Joining the AI chip race, Google eyes CoreWeave’s Nvidia GPUs as demand outpaces supply and rivals lock in billion-dollar chip deals.
Google is reportedly in advanced talks to rent Nvidia’s latest Blackwell GPUs from cloud infrastructure firm CoreWeave, according to The Information. Sources familiar with the matter indicate that the tech giant is also exploring deals with other GPU providers to enhance its AI computing capacity.
Despite being a major buyer of Nvidia chips, Google is struggling with supply constraints. During the company’s most recent earnings call, CFO Anat Ashkenazi acknowledged the issue, stating that demand continues to exceed available capacity.
She noted Google is significantly increasing capital expenditure, which is expected to reach $75 billion in 2025, largely focused on data centres and AI infrastructure.
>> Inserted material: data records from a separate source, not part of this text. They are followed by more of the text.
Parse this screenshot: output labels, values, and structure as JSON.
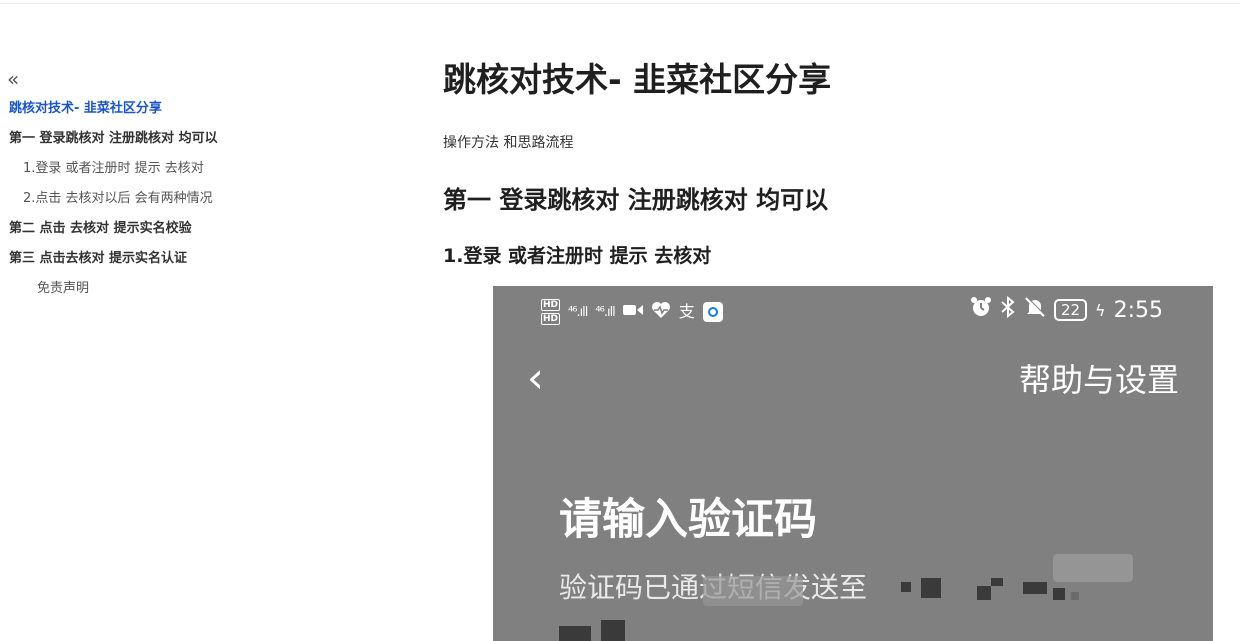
{
  "toc": {
    "collapse_glyph": "«",
    "items": [
      {
        "label": "跳核对技术- 韭菜社区分享",
        "level": 1,
        "active": true
      },
      {
        "label": "第一 登录跳核对 注册跳核对 均可以",
        "level": 1,
        "active": false
      },
      {
        "label": "1.登录 或者注册时 提示 去核对",
        "level": 2,
        "active": false
      },
      {
        "label": "2.点击 去核对以后 会有两种情况",
        "level": 2,
        "active": false
      },
      {
        "label": "第二 点击 去核对 提示实名校验",
        "level": 1,
        "active": false
      },
      {
        "label": "第三 点击去核对 提示实名认证",
        "level": 1,
        "active": false
      },
      {
        "label": "免责声明",
        "level": 3,
        "active": false
      }
    ]
  },
  "article": {
    "title": "跳核对技术- 韭菜社区分享",
    "intro": "操作方法  和思路流程",
    "h2": "第一 登录跳核对  注册跳核对 均可以",
    "h3": "1.登录 或者注册时  提示 去核对"
  },
  "phone": {
    "status": {
      "hd_label": "HD",
      "signal1": "⁴⁶.ıll",
      "signal2": "⁴⁶.ıll",
      "icons_left": [
        "video-icon",
        "heart-icon",
        "alipay-icon",
        "app-icon"
      ],
      "alipay_glyph": "支",
      "icons_right": [
        "alarm-icon",
        "bluetooth-icon",
        "mute-icon"
      ],
      "battery": "22",
      "charging_glyph": "ϟ",
      "time": "2:55"
    },
    "nav": {
      "back_glyph": "‹",
      "help_label": "帮助与设置"
    },
    "otp_title": "请输入验证码",
    "otp_sub": "验证码已通过短信发送至"
  },
  "colors": {
    "toc_active": "#1a55c9",
    "screenshot_bg": "#808080"
  }
}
The potential agreement with CoreWeave is reported to be smaller than Microsoft’s $10 billion deal and OpenAI’s $12 billion contract. However, the scale could grow in the future.
In addition to GPU rentals, Google and CoreWeave are in early discussions about a separate arrangement. This deal may allow Google to lease space in CoreWeave’s data centres to host its custom tensor processing units (TPUs).
However, neither Google nor CoreWeave have commented publicly on the matter.
CoreWeave did not list Google among its customers in its recent IPO filing. Its main clients include Microsoft, Meta, IBM, Nvidia, Cohere, and Mistral AI. Microsoft accounted for 62 per cent of CoreWeave’s revenue in 2024.
Earlier reports in March suggested Microsoft might reduce some contracts, though this was denied. Still, CoreWeave’s IPO fell short of expectations, raising $1.5 billion against earlier projections of up to $4 billion.
Google’s push for more AI chip access reflects the growing competition among tech firms racing to secure resources in a constrained market.